Ingredients Quantity  
Cottage Cheese 1 Container (16 ounces)
Egg yolks 2
Sugar 3 tablespoons plus ½ cup
Grated orange peel 1 tablespoon
Chopped blanched almonds ½ cup
Cornstarch 2 tablespoons
Orange juice 2/3 cup
Fresh or frozen blueberries 4 cups
Crepes 18 (recipe follows)
Toasted* Sliced natural almonds ½ cup
  1. To prepare filling: In a blender container, place cottage cheese, egg yolks, 3 tablespoons sugar and orange peel; whirl until well combined. Add chopped almonds; whirl until smooth; set aside.
  2. To prepare blueberry sauce: In a saucepan combine the remaining ½ cup sugar and the cornstarch. Stir in orange juice and blueberries. Over medium-high heat, bring to a boil, stirring constantly; cook and stir until thickened and clear, about 1 minute.
  3. To assemble: Place 2 rounded tablespoons of filling on each crepe. Roll and place on a lightly greased baking sheet. Cover and refrigerate until ready to serve.

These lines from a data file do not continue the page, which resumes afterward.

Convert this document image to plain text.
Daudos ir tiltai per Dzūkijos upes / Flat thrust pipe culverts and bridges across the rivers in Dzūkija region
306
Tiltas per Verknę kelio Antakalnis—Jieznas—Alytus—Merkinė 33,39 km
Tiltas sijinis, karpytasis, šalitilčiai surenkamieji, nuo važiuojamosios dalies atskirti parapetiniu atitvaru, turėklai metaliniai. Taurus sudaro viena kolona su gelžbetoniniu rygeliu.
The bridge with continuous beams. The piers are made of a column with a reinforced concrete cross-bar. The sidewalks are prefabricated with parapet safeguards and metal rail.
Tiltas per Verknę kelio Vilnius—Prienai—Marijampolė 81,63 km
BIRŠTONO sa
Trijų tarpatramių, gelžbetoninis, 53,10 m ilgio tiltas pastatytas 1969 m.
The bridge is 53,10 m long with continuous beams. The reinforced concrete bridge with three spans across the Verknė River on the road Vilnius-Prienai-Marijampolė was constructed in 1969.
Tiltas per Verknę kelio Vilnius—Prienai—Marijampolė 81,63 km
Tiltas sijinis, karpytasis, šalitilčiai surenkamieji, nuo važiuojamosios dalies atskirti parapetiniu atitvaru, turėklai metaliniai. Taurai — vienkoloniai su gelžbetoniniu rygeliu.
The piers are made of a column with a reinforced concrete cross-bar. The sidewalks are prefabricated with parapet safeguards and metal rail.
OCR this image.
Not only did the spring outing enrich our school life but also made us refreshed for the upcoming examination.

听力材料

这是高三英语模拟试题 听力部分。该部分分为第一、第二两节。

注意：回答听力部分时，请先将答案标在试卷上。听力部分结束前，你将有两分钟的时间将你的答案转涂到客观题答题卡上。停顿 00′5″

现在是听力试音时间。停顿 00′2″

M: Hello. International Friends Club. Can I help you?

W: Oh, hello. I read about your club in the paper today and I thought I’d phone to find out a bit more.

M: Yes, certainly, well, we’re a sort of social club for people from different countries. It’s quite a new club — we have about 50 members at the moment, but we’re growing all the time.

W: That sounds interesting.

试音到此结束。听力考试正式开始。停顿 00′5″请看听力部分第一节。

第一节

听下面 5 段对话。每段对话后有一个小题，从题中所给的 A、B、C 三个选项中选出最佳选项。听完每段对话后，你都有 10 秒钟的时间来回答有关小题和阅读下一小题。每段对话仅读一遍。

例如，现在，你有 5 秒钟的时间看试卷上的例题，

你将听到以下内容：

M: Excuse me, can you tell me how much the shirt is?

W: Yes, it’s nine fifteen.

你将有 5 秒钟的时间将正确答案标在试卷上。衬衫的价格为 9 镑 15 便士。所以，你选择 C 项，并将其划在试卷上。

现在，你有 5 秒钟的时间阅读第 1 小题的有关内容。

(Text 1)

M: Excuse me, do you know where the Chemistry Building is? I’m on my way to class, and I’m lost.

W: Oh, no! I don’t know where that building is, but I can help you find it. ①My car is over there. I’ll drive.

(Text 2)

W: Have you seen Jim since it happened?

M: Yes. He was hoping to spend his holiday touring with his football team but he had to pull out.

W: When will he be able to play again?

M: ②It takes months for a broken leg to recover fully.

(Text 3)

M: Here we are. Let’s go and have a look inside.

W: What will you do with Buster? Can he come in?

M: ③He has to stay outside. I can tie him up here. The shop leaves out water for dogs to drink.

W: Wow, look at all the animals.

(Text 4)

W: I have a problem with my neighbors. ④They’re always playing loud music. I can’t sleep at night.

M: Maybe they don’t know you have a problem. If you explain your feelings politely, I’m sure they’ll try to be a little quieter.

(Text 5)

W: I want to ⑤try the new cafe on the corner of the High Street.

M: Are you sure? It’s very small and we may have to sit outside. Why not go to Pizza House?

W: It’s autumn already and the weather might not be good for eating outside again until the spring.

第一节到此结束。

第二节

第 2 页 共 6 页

  4. At serving time: Preheat oven to 300 degrees Fahrenheit. Bake filled crepes until hot, about 15 minutes. Top with blueberry sauce, sprinkle with toasted almonds and, if desired, a dollop of sour cream.

YIELD 18 crepes

TO PREPARE CREPES: In a blender container, place 4 eggs, 1 cup each flour and milk, 1-tablespoon light brown sugar and ¼ teaspoon almond extract. Whirl until smooth. Spray crepe pan with non-stick cooking spray; heat over medium heat until hot. Add about 3 tablespoons batter to pan, tilting to make an even layer. Cook on one side until crepe begins to brown, about 1 minute. Place on a sheet of waxed paper, browned side up. Repeat with remaining batter; layering the crepes with waxed paper.